An adapter that has previously been added to a LPAR and now needs to be removed, usually doesn't want to be removed from the LPAR, because it is in use by the LPAR. Here's how you find and remove the involved devices on the LPAR:
# lsslot -c pci
This will find the adapter involved.
Then, find the parent device of a slot, by running:
# lsdev -Cl [adapter] -F parent
(Fill in the correct adapter, e.g. fcs0).
Now, remove the parent device and all its children:
# rmdev -Rl [parentdevice] -d
# rmdev -Rl pci8 -d
Now you should be able to remove the adapter via the HMC from the LPAR.
If you need to replace the adapter because it is broken and needs to be replaced, then you need to power down the PCI slot in which the adapter is placed:
After issuing the "rmdev" command, run diag
and go into "Task Selection", "Hot Plug Task", "PCI Hot Plug Manager", "Replace/Remove a PCI Hot Plug Adapter". Select the adapter and choose "remove".
After the adapter has been replaced (usually by an IBM technician), run cfgmgr
again to make the adapter known to the LPAR.
It is possible to stop and start an LPAR from the HMC prompt:
# lssycfg -r lpar
This command will list all partitions known to this HMC.
# chsysstate -o osshutdown -r lpar -n [partition name]
This command will send a shutdown OS command to the lpar.
# chsysstate -o on -r lpar -n [partition name]
This command will activate the partition.
# lsrefcode -r lpar -F lpar_name,refcode
This command will show the LED code.
The uname -Ls command will show you the partition number and the partition (lpar) name.

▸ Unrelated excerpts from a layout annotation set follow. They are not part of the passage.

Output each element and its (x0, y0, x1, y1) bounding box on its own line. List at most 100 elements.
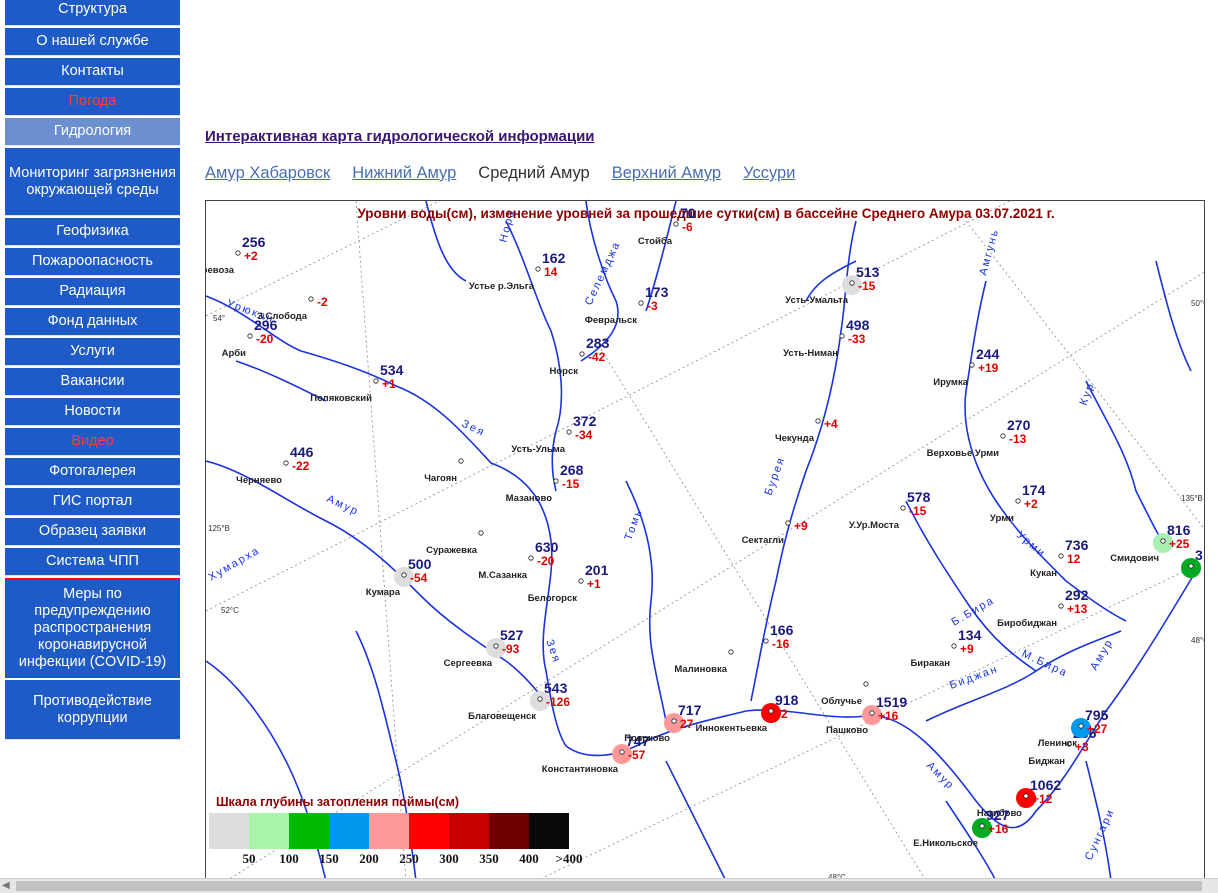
legend-swatch-6 (449, 813, 489, 849)
station-37[interactable]: Облучье (821, 681, 869, 707)
nav-item-6[interactable]: Геофизика (5, 218, 180, 246)
station-24[interactable]: 498-33 Усть-Ниман (783, 317, 869, 359)
station-25[interactable]: +4 Чекунда (775, 417, 838, 444)
station-name: Усть-Умальта (785, 295, 849, 306)
nav-item-9[interactable]: Фонд данных (5, 308, 180, 336)
nav-item-11[interactable]: Вакансии (5, 368, 180, 396)
station-12[interactable]: Суражевка (426, 530, 484, 556)
station-level: 292 (1065, 587, 1089, 603)
station-10[interactable]: 268-15 Мазаново (506, 462, 584, 504)
station-level: 134 (958, 627, 982, 643)
station-30[interactable]: 270-13 Верховье Урми (927, 417, 1031, 459)
station-26[interactable]: +9 Сектагли (742, 519, 808, 546)
station-change: -16 (772, 637, 790, 651)
station-39[interactable]: 795+27 Ленинск (1038, 707, 1109, 749)
station-level: 578 (907, 489, 931, 505)
station-change: +13 (1067, 602, 1088, 616)
legend-label-8: >400 (556, 851, 583, 866)
station-20[interactable]: Малиновка (674, 649, 734, 675)
nav-item-8[interactable]: Радиация (5, 278, 180, 306)
nav-item-16[interactable]: Образец заявки (5, 518, 180, 546)
region-tab-4[interactable]: Уссури (743, 164, 795, 182)
station-point (1000, 433, 1006, 439)
region-tab-2: Средний Амур (478, 164, 590, 182)
station-level: 173 (645, 284, 669, 300)
station-16[interactable]: 527-93 Сергеевка (444, 627, 524, 669)
station-point (478, 530, 484, 536)
nav-item-7[interactable]: Пожароопасность (5, 248, 180, 276)
station-28[interactable]: 166-16 (763, 622, 794, 651)
station-0[interactable]: 256+2 У-Перевоза (206, 234, 266, 276)
scrollbar-thumb[interactable] (16, 881, 1202, 891)
station-15[interactable]: 500-54 Кумара (366, 556, 432, 598)
grid-coordinate-label: 48°С (1191, 636, 1205, 645)
station-level: 446 (290, 444, 314, 460)
river-label: Амгунь (977, 227, 1001, 277)
nav-item-15[interactable]: ГИС портал (5, 488, 180, 516)
grid-line (595, 340, 926, 879)
page-title[interactable]: Интерактивная карта гидрологической инфо… (205, 128, 595, 145)
region-tab-1[interactable]: Нижний Амур (352, 164, 456, 182)
nav-item-1[interactable]: О нашей службе (5, 28, 180, 56)
hydrology-map[interactable]: Нора Селемджа Урюкан Зея Амур Хумарха Томь Зея Б… (205, 200, 1205, 880)
station-33[interactable]: 816+25 Смидович (1110, 522, 1190, 564)
station-level: 256 (242, 234, 266, 250)
station-level: 500 (408, 556, 432, 572)
nav-item-3[interactable]: Погода (5, 88, 180, 116)
station-level: 244 (976, 346, 1000, 362)
station-level: 513 (856, 264, 880, 280)
station-11[interactable]: 446-22 Черняево (236, 444, 313, 486)
region-tab-3[interactable]: Верхний Амур (612, 164, 721, 182)
station-35[interactable]: 292+13 Биробиджан (997, 587, 1088, 629)
station-41[interactable]: 927+16 Е.Никольское (913, 807, 1009, 849)
station-change: -126 (546, 695, 570, 709)
station-36[interactable]: 134+9 Биракан (910, 627, 981, 669)
station-change: +16 (988, 822, 1009, 836)
station-9[interactable]: Чагоян (424, 458, 464, 484)
station-name: Февральск (585, 315, 637, 326)
nav-item-12[interactable]: Новости (5, 398, 180, 426)
station-23[interactable]: 513-15 Усть-Умальта (785, 264, 879, 306)
nav-item-17[interactable]: Система ЧПП (5, 548, 180, 576)
station-7[interactable]: 283-42 Норск (549, 335, 609, 377)
nav-item-13[interactable]: Видео (5, 428, 180, 456)
station-level: 534 (380, 362, 404, 378)
station-name: Чекунда (775, 433, 815, 444)
station-name: Урми (990, 513, 1014, 524)
station-5[interactable]: 16214 Устье р.Эльга (469, 250, 566, 292)
station-change: -42 (588, 350, 606, 364)
nav-item-4[interactable]: Гидрология (5, 118, 180, 146)
nav-item-2[interactable]: Контакты (5, 58, 180, 86)
station-8[interactable]: 372-34 Усть-Ульма (511, 413, 596, 455)
station-change: -2 (777, 707, 788, 721)
nav-item-5[interactable]: Мониторинг загрязнения окружающей среды (5, 148, 180, 216)
region-tab-0[interactable]: Амур Хабаровск (205, 164, 330, 182)
station-name: У-Перевоза (206, 265, 235, 276)
legend-title: Шкала глубины затопления поймы(см) (216, 795, 459, 809)
station-name: Поярково (624, 733, 670, 744)
station-name: Константиновка (542, 764, 619, 775)
station-14[interactable]: 201+1 Белогорск (528, 562, 609, 604)
scroll-left-arrow-icon[interactable]: ◀ (2, 880, 10, 891)
nav-item-10[interactable]: Услуги (5, 338, 180, 366)
river-path (1155, 260, 1192, 372)
station-level: 927 (986, 807, 1010, 823)
station-21[interactable]: 918-2 Иннокентьевка (695, 692, 798, 734)
legend-swatch-3 (329, 813, 369, 849)
nav-item-19[interactable]: Противодействие коррупции (5, 680, 180, 740)
nav-item-18[interactable]: Меры по предупреждению распространения к… (5, 578, 180, 678)
region-tabs: Амур Хабаровск Нижний Амур Средний Амур Вер… (205, 164, 817, 183)
horizontal-scrollbar[interactable]: ◀ (0, 878, 1218, 893)
station-3[interactable]: 534+1 Поляковский (310, 362, 403, 404)
grid-coordinate-label: 135°В (1181, 494, 1203, 503)
station-level: 717 (678, 702, 702, 718)
legend-swatch-5 (409, 813, 449, 849)
station-13[interactable]: 630-20 М.Сазанка (478, 539, 558, 581)
station-34[interactable]: 3 (1181, 547, 1203, 578)
nav-item-14[interactable]: Фотогалерея (5, 458, 180, 486)
station-level: 162 (542, 250, 566, 266)
nav-item-0[interactable]: Структура (5, 0, 180, 26)
station-2[interactable]: 296-20 Арби (222, 317, 278, 359)
station-point (839, 333, 845, 339)
station-29[interactable]: 244+19 Ирумка (933, 346, 999, 388)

When setting the resource allocation for a partition profile, set the minimum to the absolute bare minimum, and set the maximum as high as possible.
For memory there are special considerations:
- If you set the maximum too low and you wish to exceed above the maximum amount of memory defined in the active profile, you can't simply adjust the profile and put extra memory in via DLPAR, because the LPAR has been initialized with a certain page table size, based on the maximum amount of memory setting. Therefore, a reboot will be required when you wish to use more memory than defined in the active profile. If you do try it however, you'll receive the following error:
HMCERRV3DLPAR018: There is no memory available for dynamic logical partioning on this partition.
- If you set the maximum too high, the partition will be initialize with a large page table size, which uses too much memory for overhead, which you might never use.